Staff representatives from other public universities were also unavailable for comment.

In a related matter, DAP chairperson Lim Kit Siang today urged all varsity academicians to take a united stand on their demand for the right to reject the loyalty pledge.

Lim said the Akujanji for civil servants and academicians raises the question on whether the government has lost sight of “core civil service values with selection and promotion based on merit, political impartiality and giving the best independent advice to government”.

“The pledge is even more inappropriate for public universities as it threatens their freedom to teach, research, publish and to speak extramurally,” he said.

The veteran politician added the pledge would also threaten the institutions’ role in the promotion and preservation of human rights, democracy, sustainable development, justice and civil society.

Redraft document

Lim also called on Education Minister Musa Muhammad to redraft the Akujanji document.

“Musa should instead set up a commission to formulate a Charter for Academic Freedom and University Autonomy to promote academic excellence to enable a successful transition to a K-economy and information society,” said Lim.

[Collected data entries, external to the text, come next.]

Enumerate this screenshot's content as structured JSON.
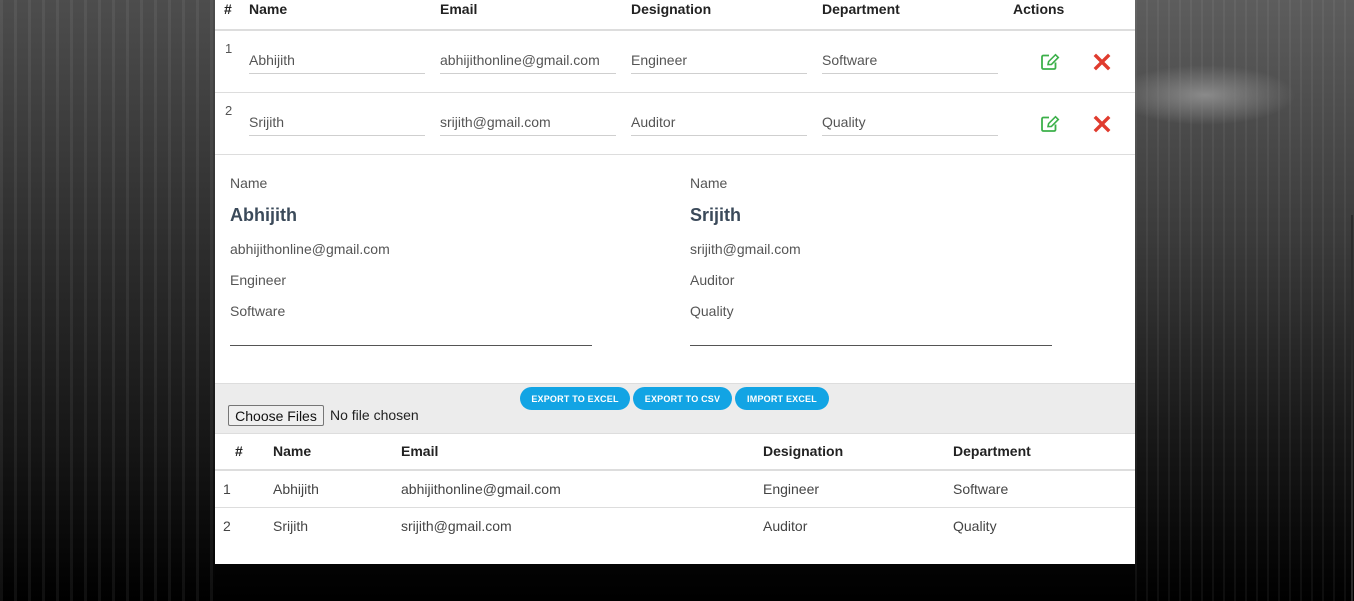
{
  "edit_table": {
    "headers": [
      "#",
      "Name",
      "Email",
      "Designation",
      "Department",
      "Actions"
    ],
    "rows": [
      {
        "index": "1",
        "name": "Abhijith",
        "email": "abhijithonline@gmail.com",
        "designation": "Engineer",
        "department": "Software"
      },
      {
        "index": "2",
        "name": "Srijith",
        "email": "srijith@gmail.com",
        "designation": "Auditor",
        "department": "Quality"
      }
    ]
  },
  "cards": [
    {
      "label": "Name",
      "name": "Abhijith",
      "email": "abhijithonline@gmail.com",
      "designation": "Engineer",
      "department": "Software"
    },
    {
      "label": "Name",
      "name": "Srijith",
      "email": "srijith@gmail.com",
      "designation": "Auditor",
      "department": "Quality"
    }
  ],
  "toolbar": {
    "export_excel": "EXPORT TO EXCEL",
    "export_csv": "EXPORT TO CSV",
    "import_excel": "IMPORT EXCEL",
    "choose_files": "Choose Files",
    "no_file": "No file chosen"
  },
  "data_table": {
    "headers": [
      "#",
      "Name",
      "Email",
      "Designation",
      "Department"
    ],
    "rows": [
      {
        "index": "1",
        "name": "Abhijith",
        "email": "abhijithonline@gmail.com",
        "designation": "Engineer",
        "department": "Software"
      },
      {
        "index": "2",
        "name": "Srijith",
        "email": "srijith@gmail.com",
        "designation": "Auditor",
        "department": "Quality"
      }
    ]
  },
  "colors": {
    "accent_button": "#12a4e4",
    "edit_icon": "#3cb04a",
    "delete_icon": "#e03b2e"
  },
  "icons": {
    "edit": "edit-icon",
    "delete": "delete-icon"
  }
}
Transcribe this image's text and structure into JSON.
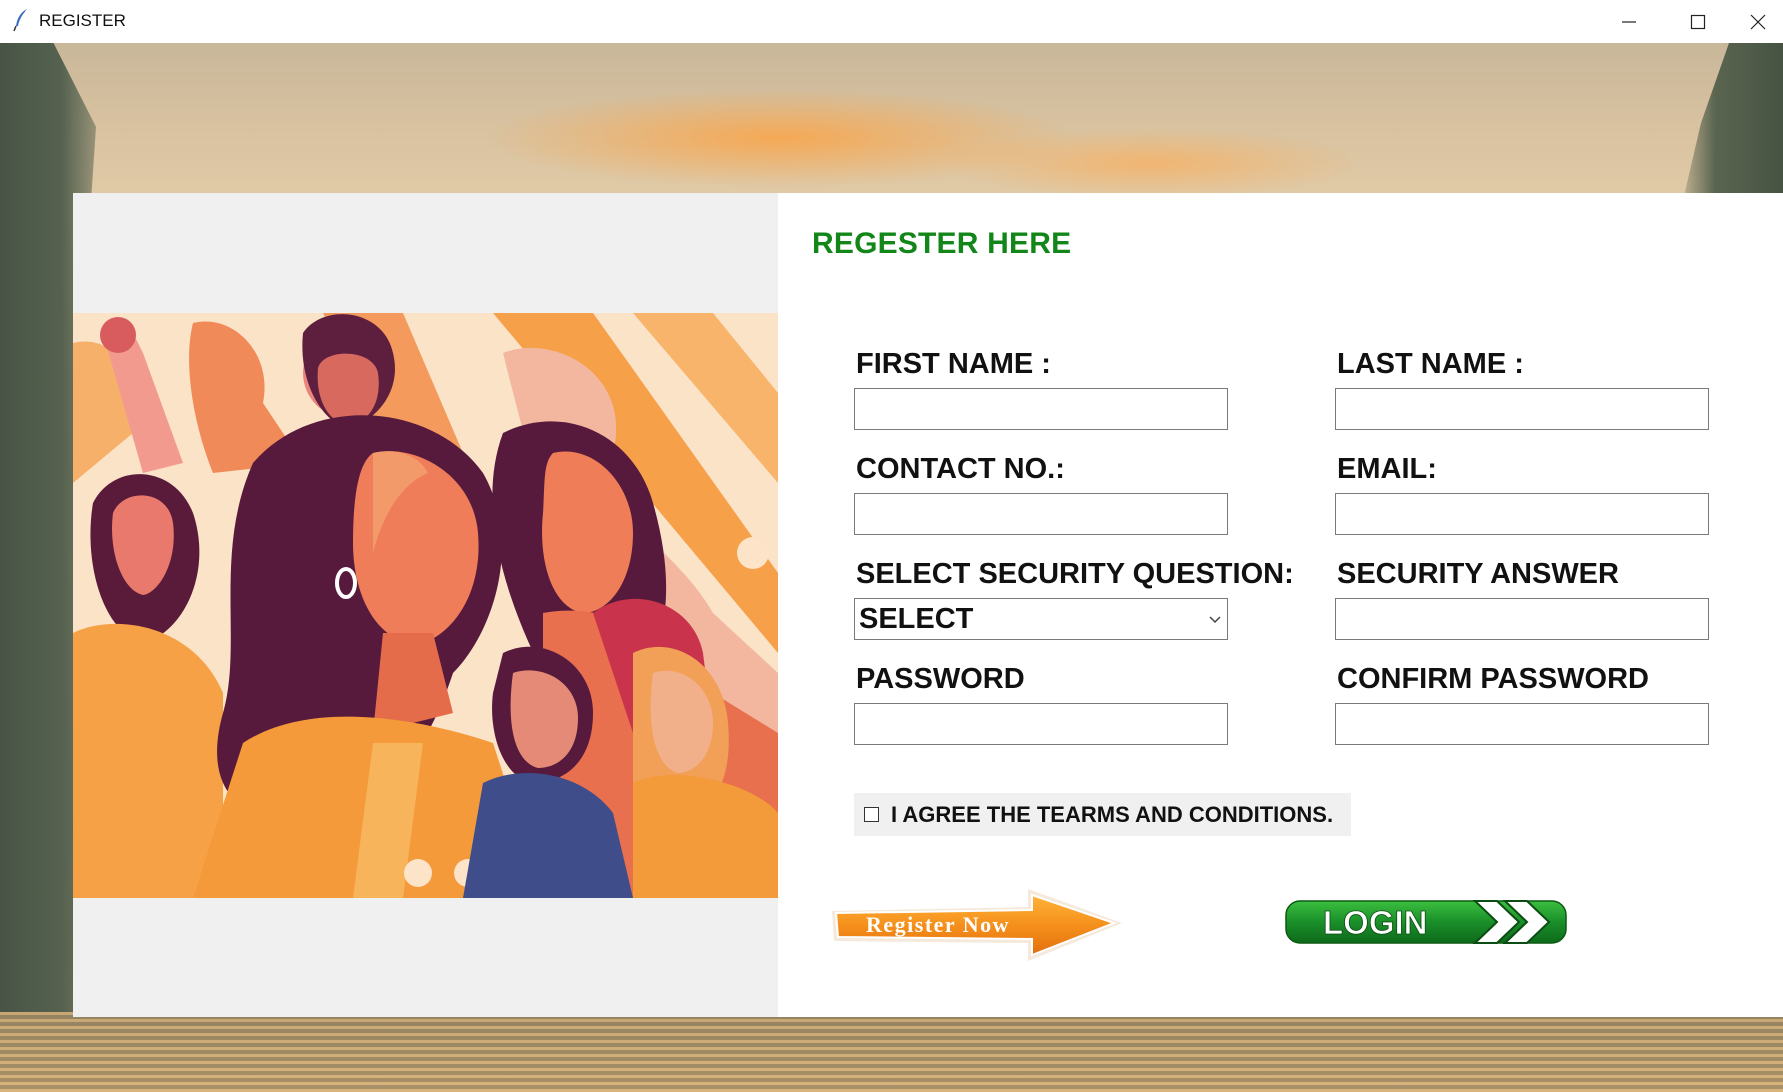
{
  "window": {
    "title": "REGISTER",
    "controls": [
      "minimize-icon",
      "maximize-icon",
      "close-icon"
    ]
  },
  "form": {
    "title": "REGESTER HERE",
    "fields": {
      "first_name": {
        "label": "FIRST NAME :",
        "value": ""
      },
      "last_name": {
        "label": "LAST NAME :",
        "value": ""
      },
      "contact": {
        "label": "CONTACT NO.:",
        "value": ""
      },
      "email": {
        "label": "EMAIL:",
        "value": ""
      },
      "security_question": {
        "label": "SELECT SECURITY QUESTION:",
        "value": "SELECT"
      },
      "security_answer": {
        "label": "SECURITY ANSWER",
        "value": ""
      },
      "password": {
        "label": "PASSWORD",
        "value": ""
      },
      "confirm_password": {
        "label": "CONFIRM PASSWORD",
        "value": ""
      }
    },
    "agree": {
      "label": "I AGREE THE TEARMS AND CONDITIONS.",
      "checked": false
    },
    "register_button": {
      "label": "Register Now"
    },
    "login_button": {
      "label": "LOGIN"
    }
  },
  "colors": {
    "title_green": "#13861a",
    "register_orange": "#f28a1d",
    "login_green": "#1a8f2a"
  }
}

He added this could only be achieved with the fullest dialogue and consultation involving the government, universities, academicians, students and civil society.

However, Parliamentary Secretary of the Prime Minister’s Department Khamsiyah Yeop said yesterday those who fail to adhere to the requirements of the pledge will be penalised accordingly.

“They will first be given a warning, a fine, followed by stripping of monetary benefits such as allowances. They may also be demoted and eventually asked to leave the service,” she warned.